I'm reading about Abel's limit theorem, and I don't get why the result isn't practically trivial. Below, I will state the theorem and my very, very simple argument. I would appreciate if someone could let me know where I'm going wrong.
$\mathbf{Theorem}$: If $\sum_{n=1}^{\infty} a_{n}$ exists, then $\sum_{n=1}^{\infty} a_{n}x^{n}$ converges uniformly for $x \in [0,1]$.
"$\textit{Proof}$" (incorrect): Obviously, the key thing to prove above is that we can include the point $x = 1$ in the interval on which the series converges uniformly. For $x < 1$, uniform convergence follows from the theorem on power series.

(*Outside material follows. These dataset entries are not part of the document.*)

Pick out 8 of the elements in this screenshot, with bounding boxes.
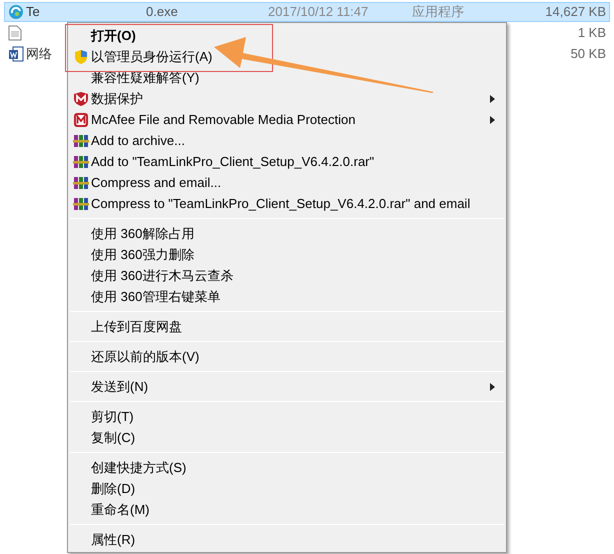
file-name: Te (26, 4, 40, 20)
file-size: 1 KB (578, 24, 606, 40)
file-size: 50 KB (570, 46, 606, 61)
file-size: 14,627 KB (545, 4, 606, 20)
file-name: 网络 (26, 46, 52, 61)
file-name: 0.exe (146, 4, 178, 20)
file-date: 2017/10/12 11:47 (268, 4, 368, 20)
file-type: 应用程序 (412, 4, 464, 20)
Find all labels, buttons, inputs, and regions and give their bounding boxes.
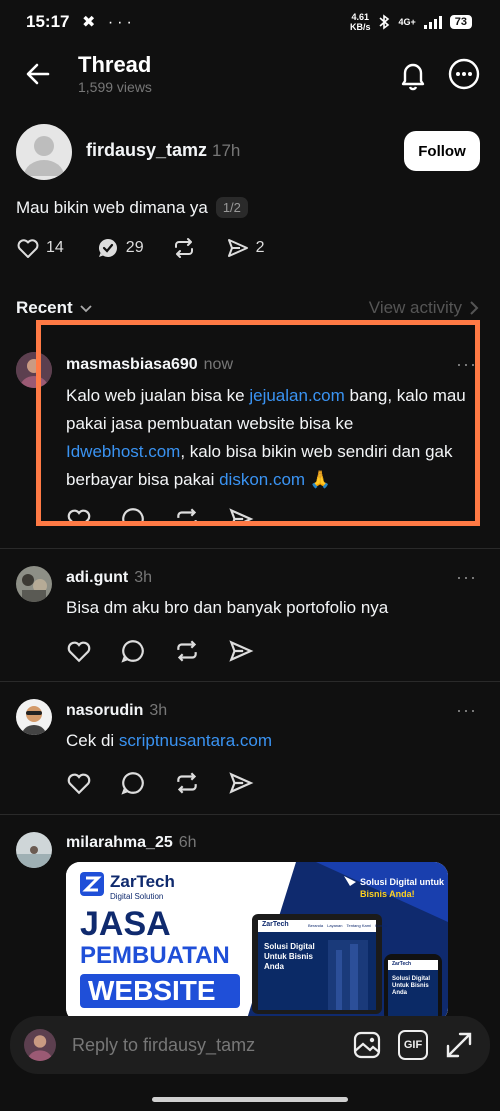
ad-mock-phone-title: Solusi Digital Untuk Bisnis Anda [392,976,431,996]
notification-icons: ✖ ··· [82,14,136,31]
chevron-right-icon [470,301,479,315]
sort-dropdown[interactable]: Recent [16,298,93,318]
views-count: 1,599 views [78,79,152,95]
divider [0,548,500,549]
avatar[interactable] [16,566,52,602]
network-type: 4G+ [398,16,416,27]
ad-mock-nav: Beranda Layanan Tentang Kami Kontak [308,923,388,928]
gif-button[interactable]: GIF [398,1030,428,1060]
ad-title-1: JASA [80,905,171,943]
send-icon[interactable] [228,638,254,664]
comment-actions [66,638,254,664]
ad-mock-brand: ZarTech [262,921,289,928]
post-time: 17h [212,141,241,160]
comment-body: Bisa dm aku bro dan banyak portofolio ny… [66,598,389,617]
ad-brand-sub: Digital Solution [110,892,164,901]
ad-title-2: PEMBUATAN [80,942,230,969]
avatar-photo-icon [24,1029,56,1061]
comment-body: Cek di scriptnusantara.com [66,731,272,750]
link-scriptnusantara[interactable]: scriptnusantara.com [119,731,272,750]
repost-icon[interactable] [174,770,200,796]
ad-title-3: WEBSITE [88,975,216,1006]
status-bar: 15:17 ✖ ··· 4.61 KB/s 4G+ 73 [0,0,500,44]
avatar[interactable] [16,124,72,180]
repost-icon[interactable] [174,638,200,664]
post-username[interactable]: firdausy_tamz [86,140,207,161]
divider [0,814,500,815]
comment-count: 29 [125,239,144,256]
heart-icon[interactable] [66,638,92,664]
comment-more-icon[interactable]: ··· [456,700,477,721]
repost-action[interactable] [172,236,196,260]
follow-button[interactable]: Follow [404,131,480,171]
send-icon [227,239,248,257]
repost-icon [174,238,193,258]
pager-badge[interactable]: 1/2 [215,197,248,218]
status-right: 4.61 KB/s 4G+ 73 [350,12,472,32]
avatar[interactable] [16,699,52,735]
highlight-box [36,320,480,526]
avatar-photo-icon [16,699,52,735]
more-options-icon[interactable] [448,58,480,90]
signal-icon [423,15,442,29]
avatar [24,1029,56,1061]
reply-input[interactable]: Reply to firdausy_tamz [72,1035,255,1056]
send-icon[interactable] [228,770,254,796]
comment-icon[interactable] [120,638,146,664]
comment-checked-icon [98,238,117,257]
bluetooth-icon [379,14,390,30]
post-text: Mau bikin web dimana ya 1/2 [16,197,248,218]
like-count: 14 [46,239,64,256]
default-avatar-icon [24,136,64,176]
ad-tagline: Solusi Digital untuk Bisnis Anda! [360,877,445,899]
page-title: Thread [78,52,152,77]
heart-icon[interactable] [66,770,92,796]
ad-mock-title: Solusi Digital Untuk Bisnis Anda [264,942,315,971]
like-action[interactable]: 14 [16,236,64,260]
post-actions: 14 29 2 [16,236,265,260]
status-time: 15:17 [26,12,70,31]
comment-username[interactable]: nasorudin 3h [66,702,167,720]
comment-action[interactable]: 29 [96,236,144,260]
ad-brand: ZarTech [110,872,175,891]
comment-username[interactable]: adi.gunt 3h [66,569,152,587]
bell-icon[interactable] [396,58,430,92]
net-speed: 4.61 KB/s [349,12,371,32]
share-count: 2 [255,239,265,256]
share-action[interactable]: 2 [226,236,265,260]
chevron-down-icon [80,305,92,313]
battery-icon: 73 [449,15,472,29]
comment-actions [66,770,254,796]
back-arrow-icon[interactable] [24,60,52,88]
home-indicator [152,1097,348,1102]
ad-image[interactable]: ZarTech Digital Solution Solusi Digital … [66,862,448,1022]
avatar-photo-icon [16,832,52,868]
comment-icon[interactable] [120,770,146,796]
comment-username[interactable]: milarahma_25 6h [66,834,197,852]
divider [0,681,500,682]
avatar-photo-icon [16,566,52,602]
avatar[interactable] [16,832,52,868]
heart-icon [17,239,39,258]
expand-icon[interactable] [444,1030,474,1060]
view-activity-link[interactable]: View activity [369,298,480,318]
comment-more-icon[interactable]: ··· [456,567,477,588]
image-icon[interactable] [352,1030,382,1060]
ad-mock-phone-brand: ZarTech [392,961,412,967]
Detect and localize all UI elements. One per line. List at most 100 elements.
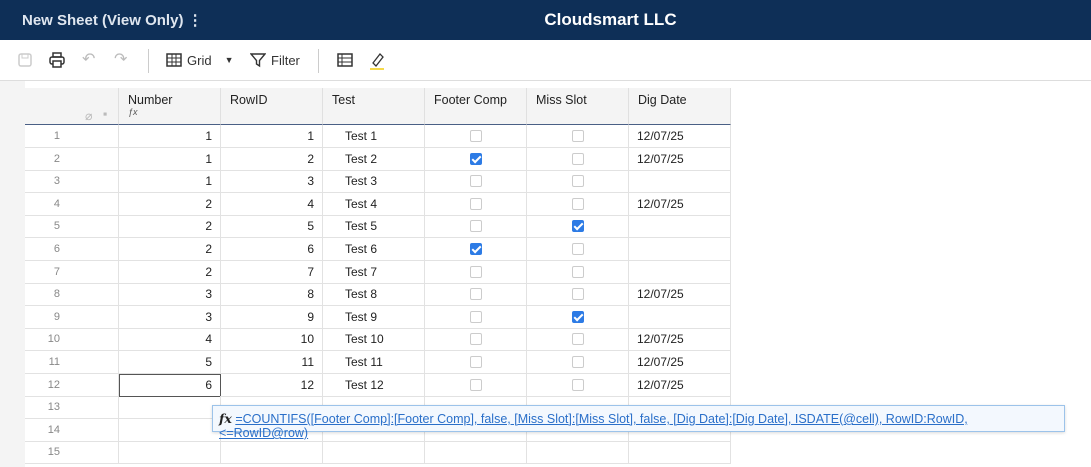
footer-cell[interactable] <box>425 441 527 465</box>
rowid-cell[interactable]: 9 <box>221 305 323 329</box>
number-cell[interactable] <box>119 441 221 465</box>
highlight-icon[interactable] <box>369 52 385 70</box>
miss-cell[interactable] <box>527 147 629 171</box>
test-cell[interactable]: Test 10 <box>323 328 425 352</box>
footer-cell[interactable] <box>425 328 527 352</box>
checkbox[interactable] <box>469 130 482 142</box>
test-cell[interactable]: Test 4 <box>323 192 425 216</box>
number-cell[interactable]: 2 <box>119 260 221 284</box>
footer-cell[interactable] <box>425 351 527 374</box>
footer-cell[interactable] <box>425 125 527 148</box>
miss-cell[interactable] <box>527 373 629 397</box>
checkbox[interactable] <box>469 333 482 346</box>
row-number[interactable]: 10 <box>25 328 119 352</box>
footer-cell[interactable] <box>425 192 527 216</box>
checkbox[interactable] <box>469 220 482 233</box>
miss-cell[interactable] <box>527 260 629 284</box>
row-number[interactable]: 1 <box>25 125 119 148</box>
test-cell[interactable]: Test 8 <box>323 283 425 307</box>
footer-cell[interactable] <box>425 238 527 261</box>
number-cell[interactable]: 3 <box>119 305 221 329</box>
checkbox[interactable] <box>571 310 584 323</box>
checkbox[interactable] <box>571 175 584 188</box>
checkbox[interactable] <box>469 288 482 301</box>
row-number[interactable]: 8 <box>25 283 119 307</box>
number-cell[interactable] <box>119 418 221 442</box>
number-cell[interactable]: 2 <box>119 215 221 239</box>
number-cell[interactable]: 1 <box>119 170 221 194</box>
rowid-cell[interactable]: 8 <box>221 283 323 307</box>
checkbox[interactable] <box>571 152 584 165</box>
checkbox[interactable] <box>571 265 584 278</box>
date-cell[interactable] <box>629 238 731 261</box>
row-number[interactable]: 14 <box>25 418 119 442</box>
column-header[interactable]: Dig Date <box>629 88 731 125</box>
test-cell[interactable] <box>323 441 425 465</box>
number-cell[interactable] <box>119 396 221 420</box>
test-cell[interactable]: Test 11 <box>323 351 425 374</box>
number-cell[interactable]: 1 <box>119 147 221 171</box>
checkbox[interactable] <box>571 243 584 255</box>
date-cell[interactable]: 12/07/25 <box>629 125 731 148</box>
rowid-cell[interactable]: 7 <box>221 260 323 284</box>
save-icon[interactable] <box>17 52 33 68</box>
rowid-cell[interactable]: 12 <box>221 373 323 397</box>
print-icon[interactable] <box>49 52 65 68</box>
miss-cell[interactable] <box>527 215 629 239</box>
checkbox[interactable] <box>469 310 482 323</box>
rowid-cell[interactable] <box>221 441 323 465</box>
checkbox[interactable] <box>571 356 584 368</box>
checkbox[interactable] <box>571 333 584 346</box>
column-header[interactable]: Footer Comp <box>425 88 527 125</box>
row-number[interactable]: 3 <box>25 170 119 194</box>
number-cell[interactable]: 2 <box>119 192 221 216</box>
miss-cell[interactable] <box>527 238 629 261</box>
row-number[interactable]: 12 <box>25 373 119 397</box>
test-cell[interactable]: Test 6 <box>323 238 425 261</box>
undo-icon[interactable]: ↶ <box>82 49 95 69</box>
miss-cell[interactable] <box>527 441 629 465</box>
rowid-cell[interactable]: 2 <box>221 147 323 171</box>
date-cell[interactable]: 12/07/25 <box>629 373 731 397</box>
checkbox[interactable] <box>469 356 482 368</box>
miss-cell[interactable] <box>527 170 629 194</box>
date-cell[interactable]: 12/07/25 <box>629 283 731 307</box>
test-cell[interactable]: Test 2 <box>323 147 425 171</box>
row-layout-icon[interactable] <box>337 52 353 68</box>
row-number[interactable]: 2 <box>25 147 119 171</box>
test-cell[interactable]: Test 12 <box>323 373 425 397</box>
rowid-cell[interactable]: 5 <box>221 215 323 239</box>
miss-cell[interactable] <box>527 328 629 352</box>
checkbox[interactable] <box>571 197 584 210</box>
miss-cell[interactable] <box>527 192 629 216</box>
row-number[interactable]: 9 <box>25 305 119 329</box>
date-cell[interactable]: 12/07/25 <box>629 192 731 216</box>
test-cell[interactable]: Test 5 <box>323 215 425 239</box>
checkbox[interactable] <box>469 378 482 391</box>
footer-cell[interactable] <box>425 283 527 307</box>
row-number[interactable]: 11 <box>25 351 119 374</box>
number-cell[interactable]: 1 <box>119 125 221 148</box>
rowid-cell[interactable]: 4 <box>221 192 323 216</box>
footer-cell[interactable] <box>425 147 527 171</box>
rowid-cell[interactable]: 1 <box>221 125 323 148</box>
rowid-cell[interactable]: 11 <box>221 351 323 374</box>
row-number[interactable]: 15 <box>25 441 119 465</box>
number-cell[interactable]: 4 <box>119 328 221 352</box>
rowid-cell[interactable]: 3 <box>221 170 323 194</box>
date-cell[interactable] <box>629 441 731 465</box>
number-cell[interactable]: 5 <box>119 351 221 374</box>
date-cell[interactable]: 12/07/25 <box>629 147 731 171</box>
date-cell[interactable] <box>629 170 731 194</box>
row-number[interactable]: 7 <box>25 260 119 284</box>
grid-view-button[interactable]: Grid ▼ <box>166 52 233 68</box>
checkbox[interactable] <box>469 197 482 210</box>
number-cell[interactable]: 3 <box>119 283 221 307</box>
checkbox[interactable] <box>469 175 482 188</box>
checkbox[interactable] <box>571 378 584 391</box>
miss-cell[interactable] <box>527 305 629 329</box>
checkbox[interactable] <box>469 243 482 255</box>
test-cell[interactable]: Test 1 <box>323 125 425 148</box>
column-header[interactable]: Miss Slot <box>527 88 629 125</box>
date-cell[interactable] <box>629 260 731 284</box>
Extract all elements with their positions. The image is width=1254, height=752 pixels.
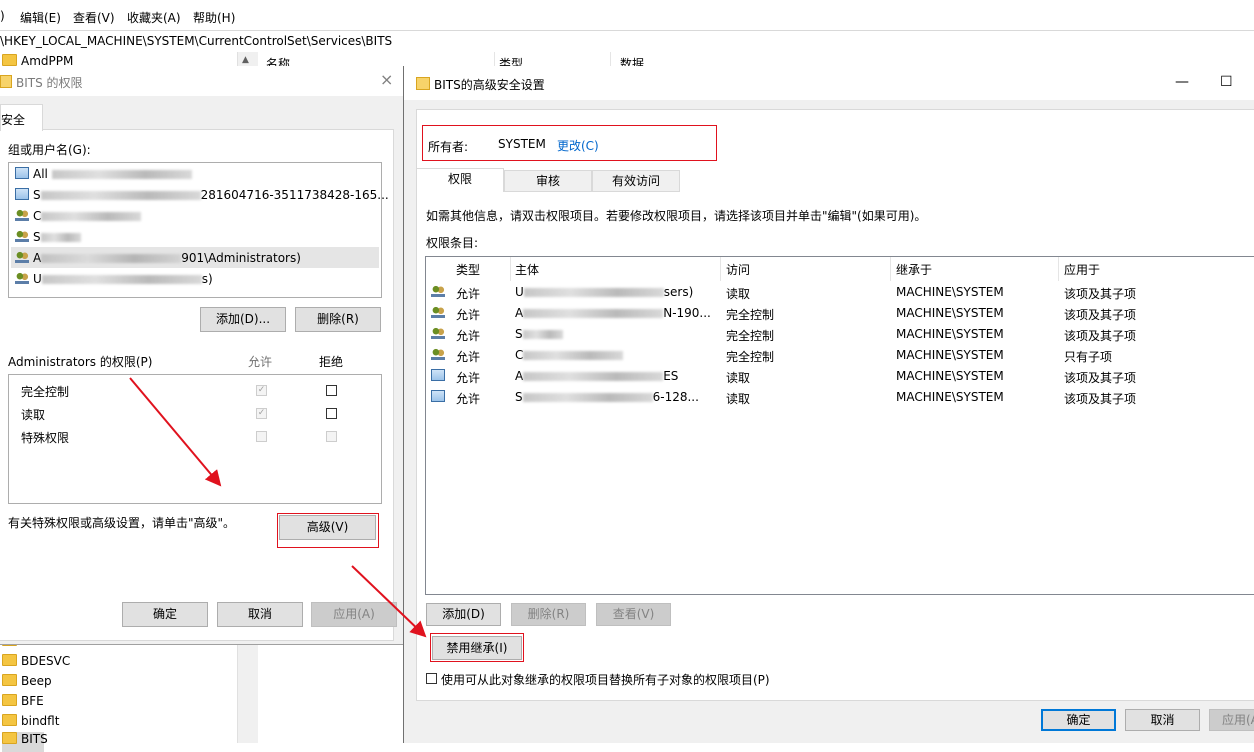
arrow-to-advanced [129, 377, 222, 487]
annotation-arrows [129, 377, 427, 638]
arrow-to-disable-inheritance [351, 565, 427, 638]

Now, my bad argument goes as follows:
We know that there is $N_{1} \in \mathbb{N}$ s.t. $\sum_{n=N_{1}}^{\infty} a_{n}x^{n} < \varepsilon$ for $x <1$.
Additionally, we have $N_{2} \in \mathbb{N}$ s.t. $\sum_{n=N_{2}}^{\infty} a_{n} < \varepsilon$ (i.e. the above power series with $x=1$).
From this, why is it incorrect to conclude that we have uniform convergence on $[0,1]$ by picking $N \geq $max$(N_{1}, N_{2})$, i.e. why do we need Abel's theorem?